The old regime was able to regroup and violently reassert control.

But there is no way of transforming society without challenging the capitalist set-up.

The revolutionary socialist Rosa Luxemburg argued that people who say they want socialism through reforms aren’t arguing for socialism at all.

They “do not really choose a more tranquil, calmer and slower road to the same goal, but a different goal. Instead of taking a stand for the establishment of a new society they take a stand for surface modifications of the old society.”

Of course, we can win reforms under capitalism and it is worth doing so.

It matters whether we have a decent Medicare system or not, or whether abortion is legal or illegal, for example. And fighting for reforms can spill over into bigger struggles and help ordinary people discover their power.

But reforms under capitalism are not the same as socialism. They don’t challenge the privilege of the rich. And they leave all the exploitation, oppression and horror of the system intact.

Revolution

Socialism can only come about through revolution “from below”—from the mass activity of the majority of ordinary people.

This is why strikes and mass demonstrations are so important—they give workers a sense of their power to change society and point towards the kind of struggle needed for fundamental change.

As the revolutionary Karl Marx put it, “The emancipation of the working class is the act of the working class.”
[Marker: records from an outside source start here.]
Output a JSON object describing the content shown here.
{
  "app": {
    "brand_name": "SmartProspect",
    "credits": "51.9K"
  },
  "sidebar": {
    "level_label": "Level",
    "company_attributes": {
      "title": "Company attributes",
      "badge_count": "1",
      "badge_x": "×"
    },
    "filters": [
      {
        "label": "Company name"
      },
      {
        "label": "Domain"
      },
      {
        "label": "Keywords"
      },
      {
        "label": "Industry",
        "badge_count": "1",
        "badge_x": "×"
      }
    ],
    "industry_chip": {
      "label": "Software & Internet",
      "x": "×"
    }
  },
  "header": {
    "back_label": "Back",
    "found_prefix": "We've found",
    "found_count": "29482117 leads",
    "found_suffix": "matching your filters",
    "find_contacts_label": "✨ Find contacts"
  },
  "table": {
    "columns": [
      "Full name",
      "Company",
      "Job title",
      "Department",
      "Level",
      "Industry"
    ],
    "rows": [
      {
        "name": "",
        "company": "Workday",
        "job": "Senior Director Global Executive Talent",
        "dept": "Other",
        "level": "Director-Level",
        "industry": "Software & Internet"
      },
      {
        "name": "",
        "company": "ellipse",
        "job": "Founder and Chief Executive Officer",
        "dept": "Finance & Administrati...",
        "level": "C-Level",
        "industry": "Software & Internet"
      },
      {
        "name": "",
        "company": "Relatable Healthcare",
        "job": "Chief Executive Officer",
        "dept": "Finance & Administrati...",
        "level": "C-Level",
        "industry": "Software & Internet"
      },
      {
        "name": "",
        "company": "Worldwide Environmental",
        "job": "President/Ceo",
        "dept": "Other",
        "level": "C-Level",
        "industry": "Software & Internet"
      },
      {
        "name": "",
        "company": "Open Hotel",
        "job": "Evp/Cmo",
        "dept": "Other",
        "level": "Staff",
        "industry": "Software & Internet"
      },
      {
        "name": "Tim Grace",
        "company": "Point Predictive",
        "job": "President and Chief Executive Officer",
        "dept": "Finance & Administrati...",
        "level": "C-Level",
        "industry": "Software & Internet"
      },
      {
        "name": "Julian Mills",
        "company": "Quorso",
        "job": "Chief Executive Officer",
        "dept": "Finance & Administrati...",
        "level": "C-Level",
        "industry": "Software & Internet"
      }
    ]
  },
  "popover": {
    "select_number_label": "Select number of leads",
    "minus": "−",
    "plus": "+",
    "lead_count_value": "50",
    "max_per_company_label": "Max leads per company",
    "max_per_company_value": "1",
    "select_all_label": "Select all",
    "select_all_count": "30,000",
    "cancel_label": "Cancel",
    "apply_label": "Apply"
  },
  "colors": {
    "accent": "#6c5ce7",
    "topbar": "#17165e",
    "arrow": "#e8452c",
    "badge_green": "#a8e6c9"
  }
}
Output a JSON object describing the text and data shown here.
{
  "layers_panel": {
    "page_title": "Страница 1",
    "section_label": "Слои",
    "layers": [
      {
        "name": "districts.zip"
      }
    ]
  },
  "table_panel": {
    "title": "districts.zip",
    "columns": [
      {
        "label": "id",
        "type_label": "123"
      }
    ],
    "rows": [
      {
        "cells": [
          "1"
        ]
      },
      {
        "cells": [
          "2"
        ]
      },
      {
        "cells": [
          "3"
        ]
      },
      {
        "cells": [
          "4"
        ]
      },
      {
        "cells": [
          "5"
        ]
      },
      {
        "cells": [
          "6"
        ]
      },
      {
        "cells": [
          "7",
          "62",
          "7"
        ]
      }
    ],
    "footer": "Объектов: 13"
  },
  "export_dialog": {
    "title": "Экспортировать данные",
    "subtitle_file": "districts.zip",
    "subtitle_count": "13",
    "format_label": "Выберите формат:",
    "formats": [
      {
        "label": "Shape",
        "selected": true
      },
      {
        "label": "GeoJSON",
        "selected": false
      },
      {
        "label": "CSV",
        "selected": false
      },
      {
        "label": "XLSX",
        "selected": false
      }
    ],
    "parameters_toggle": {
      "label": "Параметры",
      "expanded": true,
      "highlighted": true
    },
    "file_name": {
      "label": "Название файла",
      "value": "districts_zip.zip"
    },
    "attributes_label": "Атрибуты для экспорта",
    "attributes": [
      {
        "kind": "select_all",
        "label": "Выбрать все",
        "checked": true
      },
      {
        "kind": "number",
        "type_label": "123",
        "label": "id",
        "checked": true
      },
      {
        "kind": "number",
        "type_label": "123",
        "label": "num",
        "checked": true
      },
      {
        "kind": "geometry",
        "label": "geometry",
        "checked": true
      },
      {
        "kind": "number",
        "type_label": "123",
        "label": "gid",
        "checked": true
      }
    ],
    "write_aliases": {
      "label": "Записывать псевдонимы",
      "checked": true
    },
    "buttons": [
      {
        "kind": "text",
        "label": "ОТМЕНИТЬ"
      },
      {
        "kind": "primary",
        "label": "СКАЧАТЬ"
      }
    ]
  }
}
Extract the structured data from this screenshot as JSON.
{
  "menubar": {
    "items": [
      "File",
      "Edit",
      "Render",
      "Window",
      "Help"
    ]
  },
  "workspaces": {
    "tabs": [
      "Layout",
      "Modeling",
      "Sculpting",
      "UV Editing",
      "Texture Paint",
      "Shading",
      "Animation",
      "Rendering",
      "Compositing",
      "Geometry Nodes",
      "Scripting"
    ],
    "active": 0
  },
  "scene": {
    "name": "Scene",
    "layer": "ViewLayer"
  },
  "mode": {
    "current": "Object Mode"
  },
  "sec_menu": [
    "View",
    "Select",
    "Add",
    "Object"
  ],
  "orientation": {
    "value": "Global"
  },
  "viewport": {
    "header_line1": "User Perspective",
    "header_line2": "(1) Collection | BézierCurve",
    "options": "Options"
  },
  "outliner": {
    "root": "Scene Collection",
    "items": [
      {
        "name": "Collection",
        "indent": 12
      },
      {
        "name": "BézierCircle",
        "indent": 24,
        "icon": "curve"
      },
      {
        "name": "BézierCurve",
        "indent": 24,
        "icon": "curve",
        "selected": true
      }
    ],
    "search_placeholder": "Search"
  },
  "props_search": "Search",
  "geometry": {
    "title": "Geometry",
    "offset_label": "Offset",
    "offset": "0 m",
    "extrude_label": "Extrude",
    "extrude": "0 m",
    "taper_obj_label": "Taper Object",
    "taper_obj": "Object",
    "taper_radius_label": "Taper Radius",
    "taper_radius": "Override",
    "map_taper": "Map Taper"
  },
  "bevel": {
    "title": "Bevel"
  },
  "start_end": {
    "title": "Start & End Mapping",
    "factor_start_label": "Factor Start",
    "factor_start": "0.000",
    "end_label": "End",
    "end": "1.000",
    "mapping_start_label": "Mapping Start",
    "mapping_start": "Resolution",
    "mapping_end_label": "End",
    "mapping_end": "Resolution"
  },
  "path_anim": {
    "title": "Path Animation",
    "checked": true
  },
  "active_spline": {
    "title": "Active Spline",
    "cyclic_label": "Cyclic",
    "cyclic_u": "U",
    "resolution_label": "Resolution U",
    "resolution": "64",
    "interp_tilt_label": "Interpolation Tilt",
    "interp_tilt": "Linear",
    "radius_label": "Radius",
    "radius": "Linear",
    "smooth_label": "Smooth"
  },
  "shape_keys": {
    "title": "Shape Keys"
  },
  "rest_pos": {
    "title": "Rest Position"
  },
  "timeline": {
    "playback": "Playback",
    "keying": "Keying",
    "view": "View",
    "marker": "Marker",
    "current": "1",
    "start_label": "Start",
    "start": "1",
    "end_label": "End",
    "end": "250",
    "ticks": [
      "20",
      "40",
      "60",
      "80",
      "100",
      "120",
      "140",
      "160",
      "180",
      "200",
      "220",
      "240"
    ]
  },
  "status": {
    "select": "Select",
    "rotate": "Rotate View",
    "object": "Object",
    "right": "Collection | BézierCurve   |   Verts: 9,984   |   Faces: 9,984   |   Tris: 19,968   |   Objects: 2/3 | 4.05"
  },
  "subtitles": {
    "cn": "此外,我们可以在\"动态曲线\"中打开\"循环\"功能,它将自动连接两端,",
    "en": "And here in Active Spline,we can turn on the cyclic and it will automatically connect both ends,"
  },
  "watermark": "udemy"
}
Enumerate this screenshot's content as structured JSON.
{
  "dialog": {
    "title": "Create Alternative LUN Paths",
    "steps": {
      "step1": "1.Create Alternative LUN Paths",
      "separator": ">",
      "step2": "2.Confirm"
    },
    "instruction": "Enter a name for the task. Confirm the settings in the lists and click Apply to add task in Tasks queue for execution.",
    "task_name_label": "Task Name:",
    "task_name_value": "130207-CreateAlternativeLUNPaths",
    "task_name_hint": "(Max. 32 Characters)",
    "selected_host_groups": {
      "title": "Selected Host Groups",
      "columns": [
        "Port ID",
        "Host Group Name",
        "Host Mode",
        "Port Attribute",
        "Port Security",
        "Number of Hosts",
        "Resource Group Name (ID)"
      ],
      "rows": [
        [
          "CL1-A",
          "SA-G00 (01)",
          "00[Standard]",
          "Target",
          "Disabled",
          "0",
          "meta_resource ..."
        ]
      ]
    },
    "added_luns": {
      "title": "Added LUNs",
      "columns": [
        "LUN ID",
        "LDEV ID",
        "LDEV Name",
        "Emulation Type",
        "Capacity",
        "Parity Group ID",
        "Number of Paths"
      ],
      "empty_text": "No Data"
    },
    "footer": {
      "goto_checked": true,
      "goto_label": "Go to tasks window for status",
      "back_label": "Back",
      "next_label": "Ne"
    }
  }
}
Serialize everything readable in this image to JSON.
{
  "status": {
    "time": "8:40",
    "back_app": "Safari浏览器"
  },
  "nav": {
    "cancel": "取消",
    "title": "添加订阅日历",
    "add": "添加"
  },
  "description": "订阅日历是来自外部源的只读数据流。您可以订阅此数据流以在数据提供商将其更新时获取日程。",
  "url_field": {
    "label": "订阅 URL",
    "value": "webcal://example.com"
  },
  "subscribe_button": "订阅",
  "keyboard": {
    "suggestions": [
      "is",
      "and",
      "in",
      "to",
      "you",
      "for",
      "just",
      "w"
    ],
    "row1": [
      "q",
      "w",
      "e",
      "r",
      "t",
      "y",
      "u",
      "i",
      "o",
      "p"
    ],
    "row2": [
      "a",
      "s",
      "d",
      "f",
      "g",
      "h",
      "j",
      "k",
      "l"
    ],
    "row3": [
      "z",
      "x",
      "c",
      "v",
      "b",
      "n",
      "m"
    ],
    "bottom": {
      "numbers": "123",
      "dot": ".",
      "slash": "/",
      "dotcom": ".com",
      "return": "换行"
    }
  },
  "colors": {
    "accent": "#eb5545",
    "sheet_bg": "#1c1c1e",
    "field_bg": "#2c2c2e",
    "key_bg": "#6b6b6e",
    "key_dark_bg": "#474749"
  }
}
Socialism can’t be handed down to us from above. Marxists argue that revolution is needed for two main reasons.

First, winning socialism requires challenging the ruling class and the state machines that back them. They will resist this.

In Russia some 14 armies invaded to aid the counter-revolutionary White Army.

The only way to win a socialist society is by workers imposing it and resisting any attempts at counter-revolution from the old rulers.

The second reason is to do with the transformation it brings about in those taking part.

Marx wrote, “Revolution is necessary, not only because the ruling class cannot be overthrown in any other way, but also because the class overthrowing it can only in a revolution succeed in ridding itself of all the muck of ages and become fitted to found society anew.”

In the process of creating a new world, people begin to transform themselves.

Of course revolutions are not simple affairs. Any successful socialist revolution will have to spread internationally in order to survive. It will need a well organised and rooted revolutionary party.

Old ideas and superstitions won’t completely disappear straight away. And the ruling class will throw everything it has at destroying any revolutionary movement.

But a socialist revolution can get rid of the exploitation, oppression and violence that destroys so many lives today.

And the numbers that the working class can mobilise are far, far greater than anything the cops and the state can throw at it.

We have the resources, the power and the potential to build a very different world. Class struggle is built into capitalism. And time after time, this has grown into a revolutionary challenge to the system.

There will be revolutions in the future but change is not guaranteed. Our job is to push for a socialist transformation of society.